The funds have seen a record $5.8 billion of inflows in the second quarter, according to data compiled by Bloomberg, driving this year’s haul to about $11 billion. That has been a boon to the two biggest ETFs, run by BlackRock Inc. and Vanguard Group, which received nearly half of the funds.

ETFs are a small-but-growing force in the $4 trillion state and local government debt market, with about $75 billion of assets. The funds are benefiting from a broader influx of demand for municipal securities this year as President Joe Biden pushes to raise taxes on the highest earners, driving investors to look for ways to shield income from taxes.

During the summer months, the market also typically benefits from a wave of debt payments that bondholders typically seek to reinvest. Issuers are scheduled to pay $41.5 billion of principal and interest on July 1, adding to the cash hitting the market, according to a June 28 note by CreditSights strategists Patrick Luby and John Ceffalio.
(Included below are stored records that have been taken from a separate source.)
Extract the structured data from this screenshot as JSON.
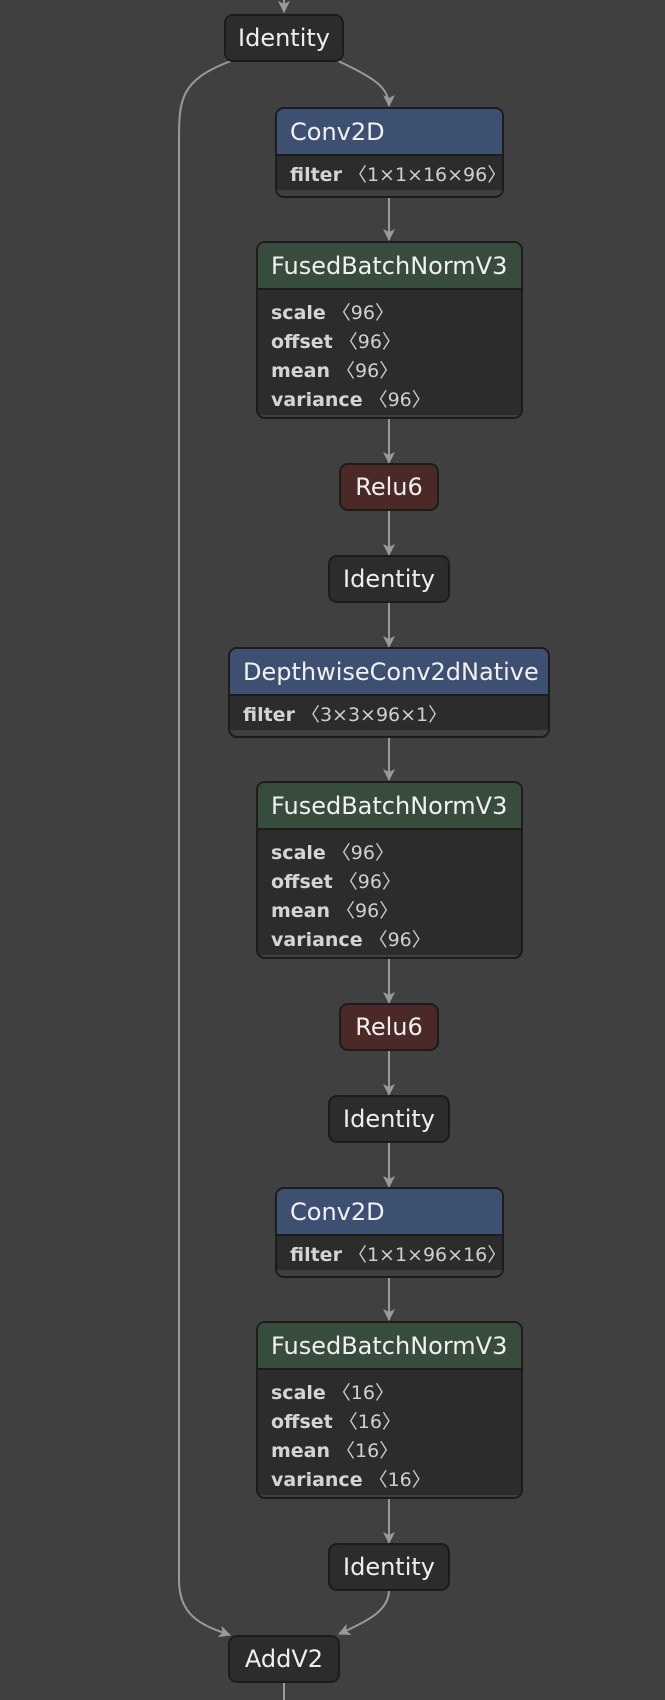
{
  "nodes": [
    {
      "id": "n0",
      "kind": "simple",
      "label": "Identity"
    },
    {
      "id": "n1",
      "kind": "op",
      "color": "#3e5072",
      "label": "Conv2D",
      "attrs": [
        {
          "name": "filter",
          "shape": "〈1×1×16×96〉"
        }
      ]
    },
    {
      "id": "n2",
      "kind": "op",
      "color": "#384c3e",
      "label": "FusedBatchNormV3",
      "attrs": [
        {
          "name": "scale",
          "shape": "〈96〉"
        },
        {
          "name": "offset",
          "shape": "〈96〉"
        },
        {
          "name": "mean",
          "shape": "〈96〉"
        },
        {
          "name": "variance",
          "shape": "〈96〉"
        }
      ]
    },
    {
      "id": "n3",
      "kind": "simple",
      "label": "Relu6",
      "color": "#4a2927"
    },
    {
      "id": "n4",
      "kind": "simple",
      "label": "Identity"
    },
    {
      "id": "n5",
      "kind": "op",
      "color": "#3e5072",
      "label": "DepthwiseConv2dNative",
      "attrs": [
        {
          "name": "filter",
          "shape": "〈3×3×96×1〉"
        }
      ]
    },
    {
      "id": "n6",
      "kind": "op",
      "color": "#384c3e",
      "label": "FusedBatchNormV3",
      "attrs": [
        {
          "name": "scale",
          "shape": "〈96〉"
        },
        {
          "name": "offset",
          "shape": "〈96〉"
        },
        {
          "name": "mean",
          "shape": "〈96〉"
        },
        {
          "name": "variance",
          "shape": "〈96〉"
        }
      ]
    },
    {
      "id": "n7",
      "kind": "simple",
      "label": "Relu6",
      "color": "#4a2927"
    },
    {
      "id": "n8",
      "kind": "simple",
      "label": "Identity"
    },
    {
      "id": "n9",
      "kind": "op",
      "color": "#3e5072",
      "label": "Conv2D",
      "attrs": [
        {
          "name": "filter",
          "shape": "〈1×1×96×16〉"
        }
      ]
    },
    {
      "id": "n10",
      "kind": "op",
      "color": "#384c3e",
      "label": "FusedBatchNormV3",
      "attrs": [
        {
          "name": "scale",
          "shape": "〈16〉"
        },
        {
          "name": "offset",
          "shape": "〈16〉"
        },
        {
          "name": "mean",
          "shape": "〈16〉"
        },
        {
          "name": "variance",
          "shape": "〈16〉"
        }
      ]
    },
    {
      "id": "n11",
      "kind": "simple",
      "label": "Identity"
    },
    {
      "id": "n12",
      "kind": "simple",
      "label": "AddV2"
    }
  ],
  "edges": [
    [
      "n0",
      "n1"
    ],
    [
      "n1",
      "n2"
    ],
    [
      "n2",
      "n3"
    ],
    [
      "n3",
      "n4"
    ],
    [
      "n4",
      "n5"
    ],
    [
      "n5",
      "n6"
    ],
    [
      "n6",
      "n7"
    ],
    [
      "n7",
      "n8"
    ],
    [
      "n8",
      "n9"
    ],
    [
      "n9",
      "n10"
    ],
    [
      "n10",
      "n11"
    ],
    [
      "n11",
      "n12"
    ],
    [
      "n0",
      "n12"
    ]
  ]
}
The muni ETF universe is still dominated by the largest investment-management companies.

The Vanguard Tax-Exempt Bond ETF, the second-biggest muni ETF with over $13 billion of assets, has seen $2.8 billion of inflows year-to-date, more than any other state and local debt ETF tracked by Bloomberg. And BlackRock’s iShares National Muni Bond ETF, the biggest muni ETF with $22.7 billion of assets, has notched inflows of $2.2 billion so far this year.